Ordered that the judgment is affirmed.
At about 9:00 P.M. on December 11, 1990, the defendant accosted the complainant in front of her Queens home and snatched her purse, which contained several credit cards, from her shoulder. The jury convicted the defendant, inter alia, of robbery in the third degree.
The defendant's argument that his conviction must be reversed because he was absent during a portion of the Wade hearing is without merit. A criminal defendant has a constitutional and statutory right to be present at all material stages of his trial (see, e.g., CPL 260.20; People v. Mitchell, 80 N.Y.2d 519; People v. Antommarchi, 80 N.Y.2d 247; People v. Velasco, 77 N.Y.2d 469; People v. Mullen, 44 N.Y.2d 1). A suppression hearing constitutes such a fundamental material stage (see, People v Anderson, 16 N.Y.2d 282; People v. Gaines, 144 A.D.2d 941). However, a defendant may waive the right to be present (see, People v. Epps, 37 N.Y.2d 343, 349, cert denied 423 U.S. 999; People v. Gaines, supra, at 941-942), provided that he does so knowingly, voluntarily, and intelligently (see, People v Parker, 57 N.Y.2d 136, 140; People v. Epps, supra, at 350, citing Johnson v. Zerbst, 304 U.S. 458, 464; People v. Gaines, supra, at 941).

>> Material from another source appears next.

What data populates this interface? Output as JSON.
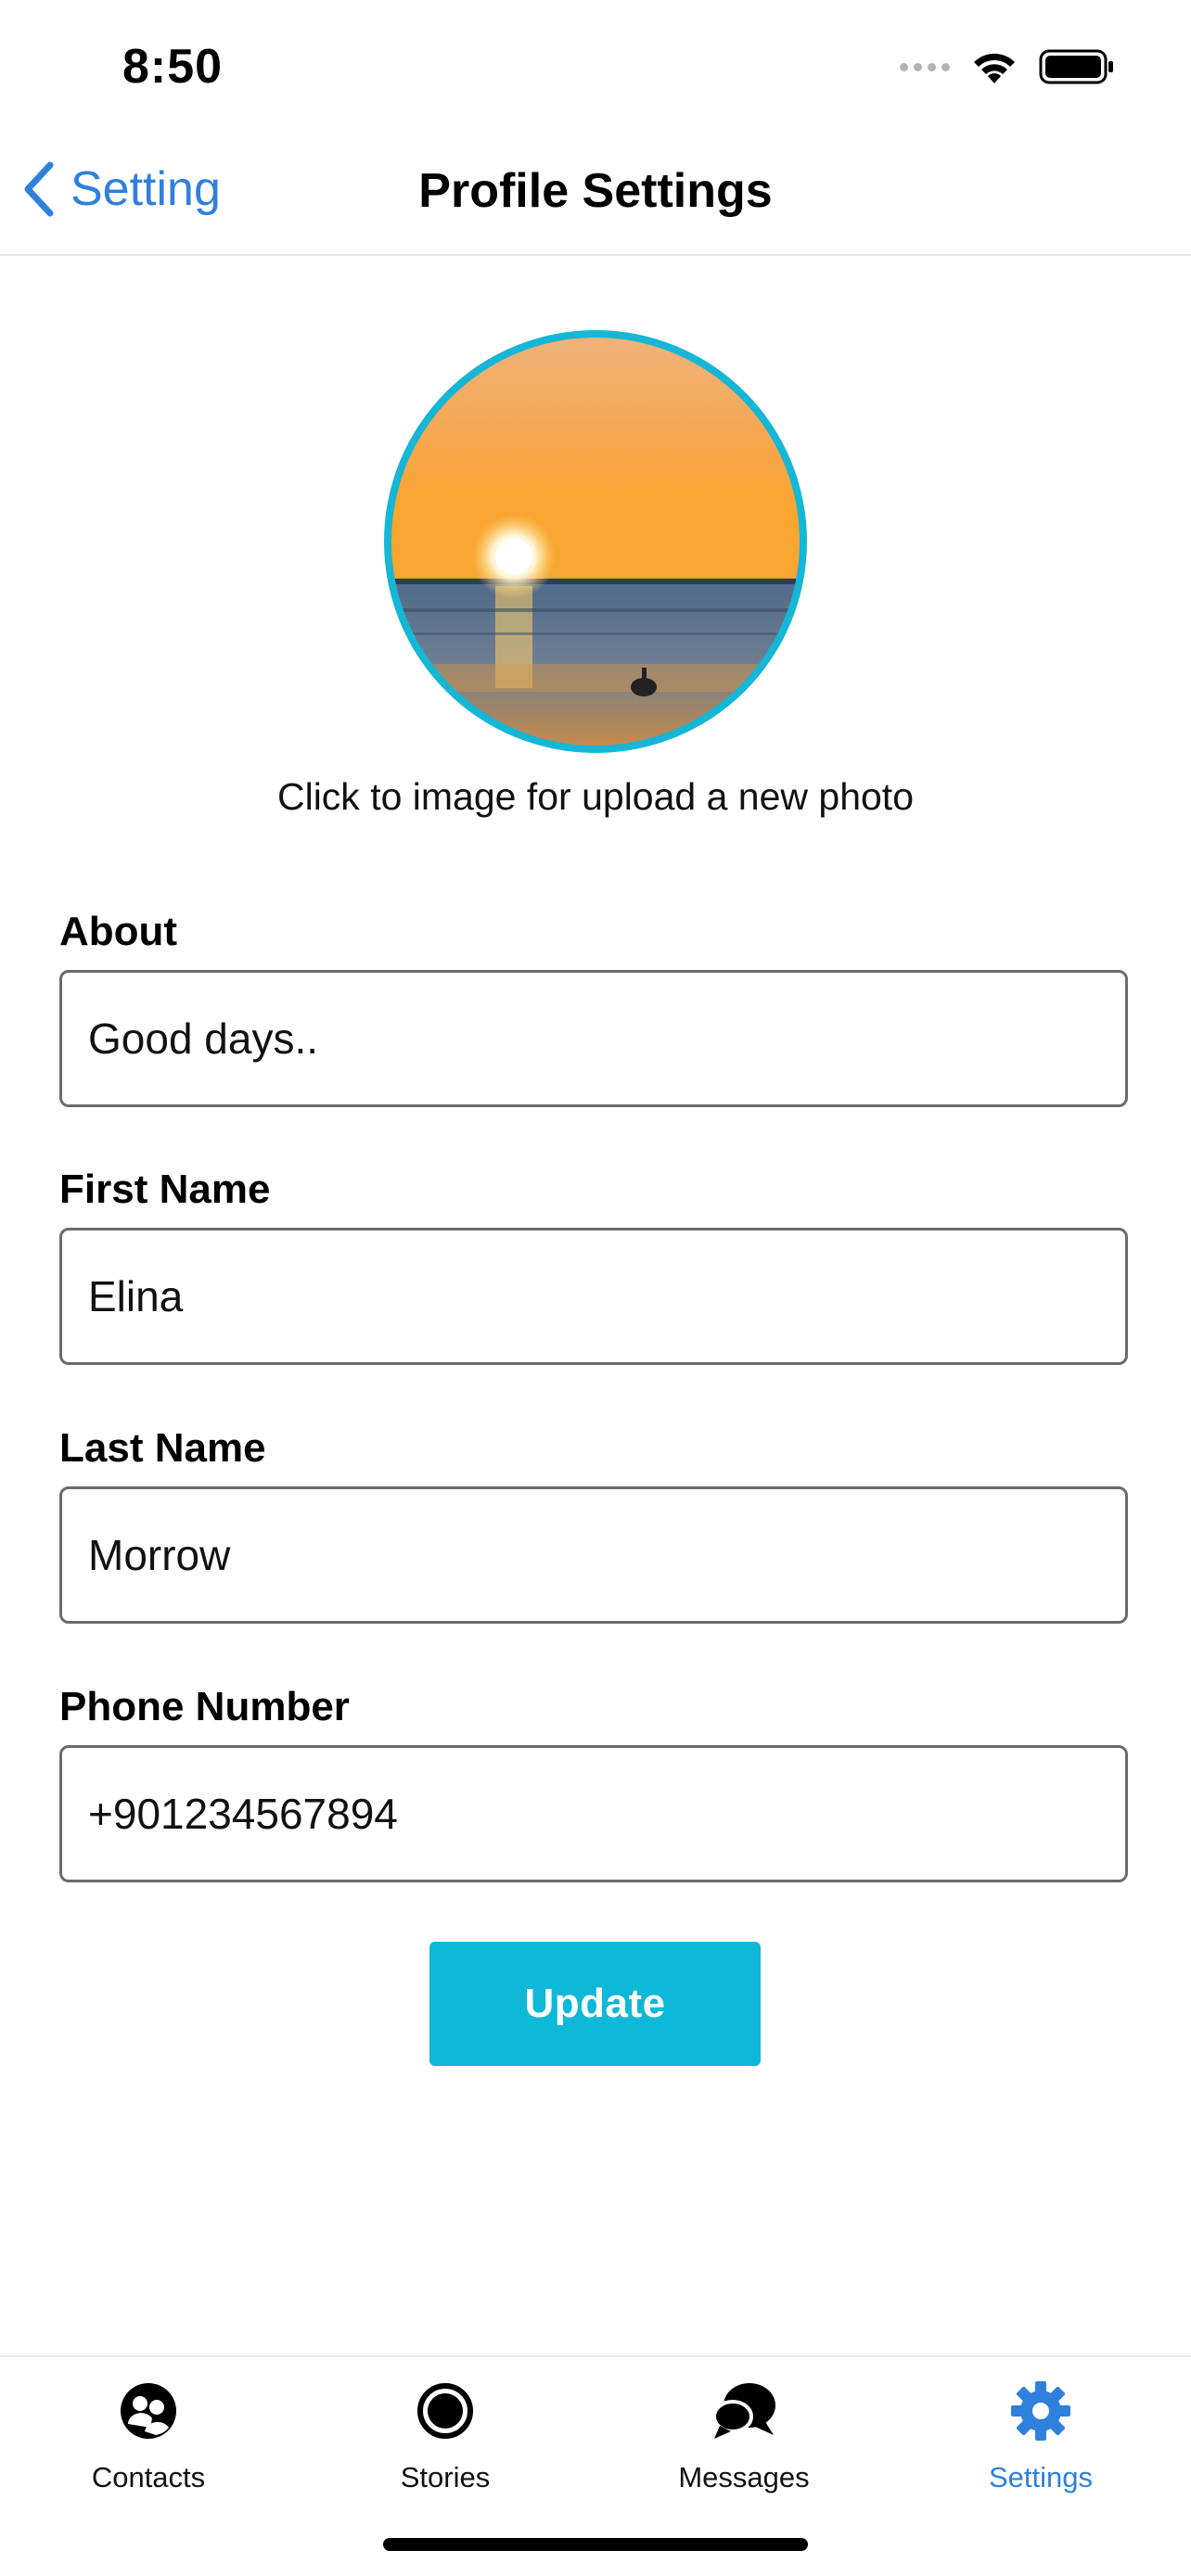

We find that the defendant's waiver in the present case was valid. He was in continuous contact with his attorney and was informed of his right to be present and of the consequences of his declining to appear (see, People v. Parker, supra, at 141). His attorney stated that the defendant chose to absent himself from the hearing, ostensibly for strategic reasons, and that it was the defendant's "right" to do so. Under these circumstances, we reject the defendant's claim that he was "deprived" of his right to be present. Moreover, that the defendant expressed his choice through trial counsel does not render the waiver invalid (see, People v. Poole, 48 N.Y.2d 144, 149; People v. Phillips, 92 A.D.2d 738, 739).
The defendant's Rosario claim is unpreserved for appellate review (see, CPL 470.05; People v. Rogelio, 79 N.Y.2d 843, 844; People v. Hilliard, 173 A.D.2d 559; People v. Rashid, 164 A.D.2d 951) and, in any event, lacks merit.
The defendant's sentence is not excessive (see, People v Suitte, 90 A.D.2d 80, 86).
We have examined the defendant's remaining contentions and find them to be without merit. Mangano, P.J., Rosenblatt, Copertino and Hart, JJ., concur.